Under NCAA rules, scholarships are renewable annually and a coach may decide not to renew one for a number of reasons, including injury, according to David Berst, NCAA director of enforcement. The same rules allow any athlete whose scholarship is not renewed to appeal to a faculty review committee, as Turner has done.

"I'm pressing this matter because I think they've been unfair," Turner said. "Obviously, I won't be playing for GW next year, or getting its scholarship money. I think I've been left in a bad situation.

"Here I've got a brace, and scars on my legs. I'm trying to find a school that will take a chance on me. . . I'm sorry GW doesn't want to, because I like the school."

Contacted last night, Gimelstob said, "He did not have the type of attitude that was positive for our team."

Asked to amplify, Gimelstob replied, "I don't think I should."

Both Turner, who had been assured in January by previous coach Bob Tallent that his scholarship would be renewed, and Gimelstob agreed that their relationship was strained from their first meeting.

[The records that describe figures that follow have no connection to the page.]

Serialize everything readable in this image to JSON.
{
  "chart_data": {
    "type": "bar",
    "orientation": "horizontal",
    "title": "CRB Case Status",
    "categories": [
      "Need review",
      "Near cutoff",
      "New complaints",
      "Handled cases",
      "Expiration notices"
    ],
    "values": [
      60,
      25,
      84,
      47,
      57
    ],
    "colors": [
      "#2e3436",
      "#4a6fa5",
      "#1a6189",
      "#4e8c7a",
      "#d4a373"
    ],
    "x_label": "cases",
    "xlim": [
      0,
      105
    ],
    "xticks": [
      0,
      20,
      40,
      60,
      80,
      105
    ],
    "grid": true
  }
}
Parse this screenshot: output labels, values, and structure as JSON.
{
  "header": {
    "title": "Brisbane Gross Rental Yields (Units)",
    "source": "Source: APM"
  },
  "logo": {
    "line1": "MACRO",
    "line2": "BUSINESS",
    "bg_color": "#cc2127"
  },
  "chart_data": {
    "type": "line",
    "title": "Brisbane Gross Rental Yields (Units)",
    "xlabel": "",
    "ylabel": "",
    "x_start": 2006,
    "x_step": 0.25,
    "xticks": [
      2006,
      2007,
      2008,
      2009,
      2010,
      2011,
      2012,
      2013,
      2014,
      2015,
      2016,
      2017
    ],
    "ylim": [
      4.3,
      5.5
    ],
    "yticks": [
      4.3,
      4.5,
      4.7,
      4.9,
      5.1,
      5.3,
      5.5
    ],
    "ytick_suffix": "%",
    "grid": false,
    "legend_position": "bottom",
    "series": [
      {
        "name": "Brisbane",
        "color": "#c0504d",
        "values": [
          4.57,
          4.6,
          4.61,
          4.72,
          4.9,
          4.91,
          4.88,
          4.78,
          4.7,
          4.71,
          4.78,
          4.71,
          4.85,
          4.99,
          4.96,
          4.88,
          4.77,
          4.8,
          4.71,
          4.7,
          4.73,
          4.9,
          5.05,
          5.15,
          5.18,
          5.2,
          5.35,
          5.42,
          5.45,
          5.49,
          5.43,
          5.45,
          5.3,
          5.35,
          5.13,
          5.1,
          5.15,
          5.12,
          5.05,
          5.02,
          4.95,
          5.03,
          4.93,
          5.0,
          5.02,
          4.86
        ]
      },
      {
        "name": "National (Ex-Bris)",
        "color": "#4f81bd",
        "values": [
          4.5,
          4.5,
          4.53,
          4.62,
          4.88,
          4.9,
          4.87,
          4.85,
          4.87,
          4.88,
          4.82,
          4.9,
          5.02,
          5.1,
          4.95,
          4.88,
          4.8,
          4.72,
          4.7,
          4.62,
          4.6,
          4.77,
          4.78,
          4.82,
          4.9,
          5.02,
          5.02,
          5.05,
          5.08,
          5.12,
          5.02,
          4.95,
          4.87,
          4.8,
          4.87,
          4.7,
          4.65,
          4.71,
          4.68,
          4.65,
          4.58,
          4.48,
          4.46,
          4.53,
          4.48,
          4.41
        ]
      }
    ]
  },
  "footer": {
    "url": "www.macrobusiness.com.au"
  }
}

The player and coach had discussed in early April Turner's options.

"It would have been foolish for me not to think of other schools," Turner said. "The coach said, 'Let's see what we can work out.' Then a few days later I told him I wanted to stay, but the earlier conversations were already working against me."

Turner has not played a full season of basketball since he was a junior in high school. He was a standout at summer camps between his junior and senior year, but injured his knee in the first game of his senior year. Since, he has undergone two operations, the second a complete reconstruction of the knee at the Mayo Clinic in Rochester, Minn.

Turner said he visited the Mayo Clinic again last month and that doctors there told him he would be able to resume playing basketball. Gimelstob said last night he had been advised by GW's team physician, Steve Haas, that Turner would be unable to play again.

Gimelstob denied that the reason he did not renew Turner's scholarship was to have four grants-in-aid to give players he has recruited. Gimelstob had three scholarships available. He said Randy Davis, who announced Tuesday in a unrelated move that he was transferring to North Carolina-Charlotte, had told him previously he was looking for another school at which to play.

Davis, who will have two years of eligibility at UNCC, was GW's starting point guard and leading scorer last season. The team's record was 8-19, which led to Tallent's firing.

Gimelstob said that under NCAA rules, Turner could have remained on scholarship and it wouldn't have counted against GW's 15-scholarship limit because of "medical exemption." Bob Minnix, an NCAA investigator, said last night there was no such rule. Told that, Gimelstob replied, "Come by my office tomorrow, I'll show it to you."

Gimelstob said he would have kept Turner on scholarship had his attitude been acceptable.

Gimelstob, an assistant at NCAA champion Indiana last season, replaced Tallent in late March.Two months earlier, Turner said, he had asked Tallent whether his scholarship would be renewed and Tallent had assured him it would be. Tallent, in confirming this last night, characterized Turner as "a nice kid."